Bissectrices, verhoudingen en hoeken
Hallo,
Ik heb de volgende opdracht gekregen, als ik eenmaal één of twee hoeken weet, weet ik hoe ik verder moet. Maar ik heb geen idee hoe aan deze som te beginnen.
\to In driehoek ABC trekt men de bissectrices AD en CE. Het snijpunt der bissectrices is K. Indien CK:KE=3:2 en bovendien \angleA-\angleB=60⁰. Bereken de hoeken van de driehoek.

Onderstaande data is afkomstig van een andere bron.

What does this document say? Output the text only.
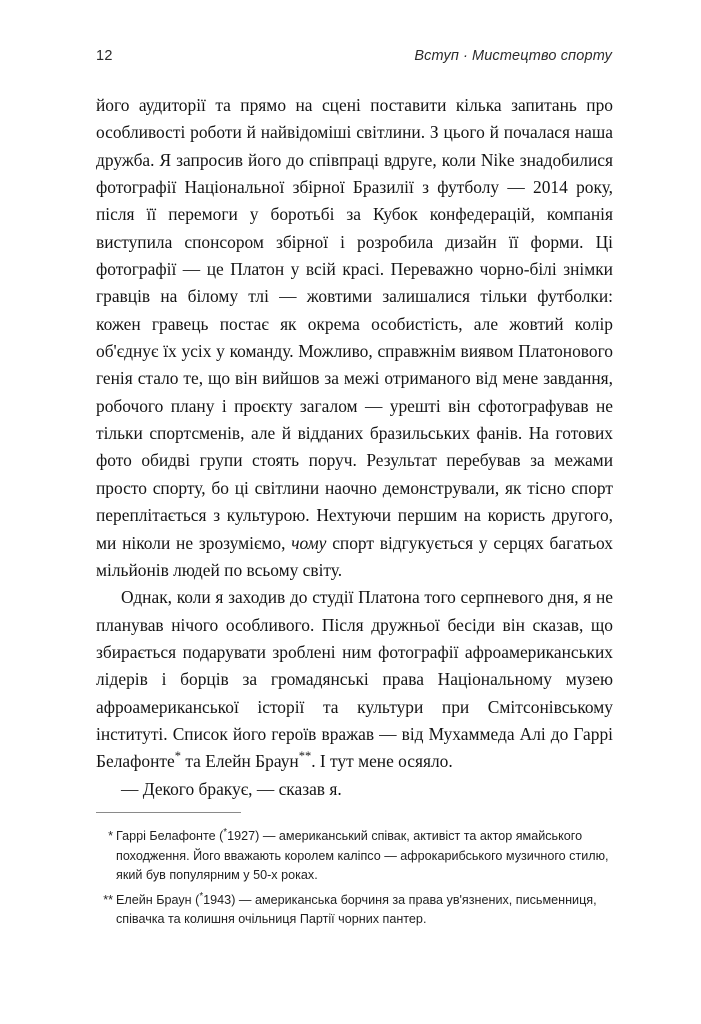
12	Вступ · Мистецтво спорту

його аудиторії та прямо на сцені поставити кілька запитань про особливості роботи й найвідоміші світлини. З цього й почалася наша дружба. Я запросив його до співпраці вдруге, коли Nike знадобилися фотографії Національної збірної Бразилії з футболу — 2014 року, після її перемоги у боротьбі за Кубок конфедерацій, компанія виступила спонсором збірної і розробила дизайн її форми. Ці фотографії — це Платон у всій красі. Переважно чорно-білі знімки гравців на білому тлі — жовтими залишалися тільки футболки: кожен гравець постає як окрема особистість, але жовтий колір об'єднує їх усіх у команду. Можливо, справжнім виявом Платонового генія стало те, що він вийшов за межі отриманого від мене завдання, робочого плану і проєкту загалом — урешті він сфотографував не тільки спортсменів, але й відданих бразильських фанів. На готових фото обидві групи стоять поруч. Результат перебував за межами просто спорту, бо ці світлини наочно демонстрували, як тісно спорт переплітається з культурою. Нехтуючи першим на користь другого, ми ніколи не зрозуміємо, чому спорт відгукується у серцях багатьох мільйонів людей по всьому світу.

Однак, коли я заходив до студії Платона того серпневого дня, я не планував нічого особливого. Після дружньої бесіди він сказав, що збирається подарувати зроблені ним фотографії афроамериканських лідерів і борців за громадянські права Національному музею афроамериканської історії та культури при Смітсонівському інституті. Список його героїв вражав — від Мухаммеда Алі до Гаррі Белафонте* та Елейн Браун**. І тут мене осяяло.

— Декого бракує, — сказав я.

* Гаррі Белафонте (*1927) — американський співак, активіст та актор ямайського походження. Його вважають королем каліпсо — афрокарибського музичного стилю, який був популярним у 50-х роках.
** Елейн Браун (*1943) — американська борчиня за права ув'язнених, письменниця, співачка та колишня очільниця Партії чорних пантер.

Alvast bedankt voor de moeite. Groeten
Jelle
Leerling bovenbouw havo-vwo - zaterdag 13 mei 2017
Antwoord
Hallo Jelle,
Twee dingen om je op weg te helpen:
1. De verhouding AE:AC is gelijk aan EK:KC. Dat heet de bissectricestelling. Die stelling kun je inzien als je naar de oppervlaktes van \Delta AEK en \Delta ACK kijkt. De hoogtes vanuit K op AE en AC zijn gelijk (eigenschap bissectrice) en de hoogtes vanuit A op EK en KC zijn vanzelfsprekend ook gelijk. Dus als KC 1,5 keer zo groot is als EK, dan is de oppervlakte van \Delta AKC ook 1,5 keer zo groot als die van \Delta AEK en is vervolgens AC ook 1,5 keer zo groot als AE.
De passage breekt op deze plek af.